Betapa lemahnya lelaki yang tak mampu mengontrol hasrat dan godaannya!
Pesan Untuk Netizen +62
Sesungguhnya perselingkuhan itu adalah urusan ranjang, dan urusan ranjang adalah persoalan pribadi yang tidak pantas untuk dibicarakan dalam ruang publik. Tidak ada urusan orang lain untuk ikut mengomentari, atau mencampuri persoalan rumah orang lain. Sekalipun itu disebut sebagai alasan untuk pembelajaran untuk mampu menjaga komitmen.
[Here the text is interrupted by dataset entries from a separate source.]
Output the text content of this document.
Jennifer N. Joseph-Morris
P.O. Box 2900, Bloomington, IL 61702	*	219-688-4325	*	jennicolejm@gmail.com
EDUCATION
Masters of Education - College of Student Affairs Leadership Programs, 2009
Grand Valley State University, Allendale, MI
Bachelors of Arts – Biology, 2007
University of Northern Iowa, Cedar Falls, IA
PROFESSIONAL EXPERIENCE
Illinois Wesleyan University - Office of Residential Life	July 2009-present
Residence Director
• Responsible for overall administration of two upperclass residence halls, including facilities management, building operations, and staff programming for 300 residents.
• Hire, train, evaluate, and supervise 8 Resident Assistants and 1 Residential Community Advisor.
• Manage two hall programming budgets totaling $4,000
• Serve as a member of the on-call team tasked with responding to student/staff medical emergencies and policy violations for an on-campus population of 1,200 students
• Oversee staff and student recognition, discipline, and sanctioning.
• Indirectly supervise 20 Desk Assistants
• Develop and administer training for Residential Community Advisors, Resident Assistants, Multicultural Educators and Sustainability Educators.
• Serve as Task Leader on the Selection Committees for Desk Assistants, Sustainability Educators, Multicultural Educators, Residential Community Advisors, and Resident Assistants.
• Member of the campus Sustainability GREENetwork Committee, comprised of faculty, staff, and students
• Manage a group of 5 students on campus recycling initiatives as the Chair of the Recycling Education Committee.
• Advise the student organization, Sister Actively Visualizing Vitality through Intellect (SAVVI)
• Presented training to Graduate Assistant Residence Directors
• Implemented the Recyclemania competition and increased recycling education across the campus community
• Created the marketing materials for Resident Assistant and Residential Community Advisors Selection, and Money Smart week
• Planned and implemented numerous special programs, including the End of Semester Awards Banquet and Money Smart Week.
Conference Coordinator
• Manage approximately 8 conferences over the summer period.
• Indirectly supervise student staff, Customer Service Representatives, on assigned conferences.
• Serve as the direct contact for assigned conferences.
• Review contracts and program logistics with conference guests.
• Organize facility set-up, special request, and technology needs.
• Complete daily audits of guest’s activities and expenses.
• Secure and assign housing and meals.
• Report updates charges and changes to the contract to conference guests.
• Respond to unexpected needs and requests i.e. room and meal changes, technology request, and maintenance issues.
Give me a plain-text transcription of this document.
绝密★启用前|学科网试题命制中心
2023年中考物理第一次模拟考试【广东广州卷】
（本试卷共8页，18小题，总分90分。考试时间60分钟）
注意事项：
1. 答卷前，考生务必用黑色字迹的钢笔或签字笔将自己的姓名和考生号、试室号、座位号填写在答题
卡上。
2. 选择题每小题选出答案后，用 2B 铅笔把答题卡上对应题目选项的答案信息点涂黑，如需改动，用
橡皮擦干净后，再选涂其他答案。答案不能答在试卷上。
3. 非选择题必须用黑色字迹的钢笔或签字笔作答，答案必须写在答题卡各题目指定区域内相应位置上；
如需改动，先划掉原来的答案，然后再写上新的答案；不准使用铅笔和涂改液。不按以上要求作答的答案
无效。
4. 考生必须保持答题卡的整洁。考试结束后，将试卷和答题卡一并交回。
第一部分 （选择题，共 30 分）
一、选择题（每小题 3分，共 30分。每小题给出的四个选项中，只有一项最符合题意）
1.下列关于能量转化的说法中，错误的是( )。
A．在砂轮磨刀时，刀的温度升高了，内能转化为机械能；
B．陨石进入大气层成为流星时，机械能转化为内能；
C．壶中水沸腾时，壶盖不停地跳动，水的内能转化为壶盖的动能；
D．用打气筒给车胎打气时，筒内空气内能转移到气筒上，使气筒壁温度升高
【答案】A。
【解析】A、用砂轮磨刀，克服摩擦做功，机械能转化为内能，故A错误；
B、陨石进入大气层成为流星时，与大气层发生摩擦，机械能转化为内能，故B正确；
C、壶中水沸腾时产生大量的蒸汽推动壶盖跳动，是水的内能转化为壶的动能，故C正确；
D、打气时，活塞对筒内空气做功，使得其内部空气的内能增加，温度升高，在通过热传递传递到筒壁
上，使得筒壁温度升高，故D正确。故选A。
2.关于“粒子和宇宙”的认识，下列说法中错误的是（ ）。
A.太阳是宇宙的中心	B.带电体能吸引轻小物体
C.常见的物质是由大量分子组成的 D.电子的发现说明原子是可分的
Urus saja masalah dan kehidupan pribadimu. Coba ingat, apakah masih ada tagihan yang belum lunas? Apakah mimpimu sudah tercapai? Apakah tugas kuliah sudah dikerjakan? Apakah genteng rumah sudah diperbaiki? Apakah handphone ketinggalan di rumah? Apakah anak sudah diberikan susu? Apakah tadı sudah minum obat? Apakah hari ini dagangan ada yang beli? Apakah besok bisa bertemu dosen untuk bimbingan skripsi? Apakah jemuran sudah diangkat? Apakah bos tidak puas dengan presentasi pada meeting tadi? Apakah besok bumi masih berputar? Apakah besok akan terjadi banjir karena hujan yang terus-menerus sepanjang minggu ini? Apakah besok Elon Musk akan datang ke Indonesia? Apakah besok alien akan menginvasi bumi? Apakah besok kita bisa punya rumah di bulan? Apakah nanti matahari akan meledak dan bumi akan dilanda zaman es? Apakah mungkin kita bisa menemukan air di Mars?
See? Begitu banyak persoalan hidup sendiri yang belum selesai. Lalu mengapa mengurus urusan pribadi orang lain?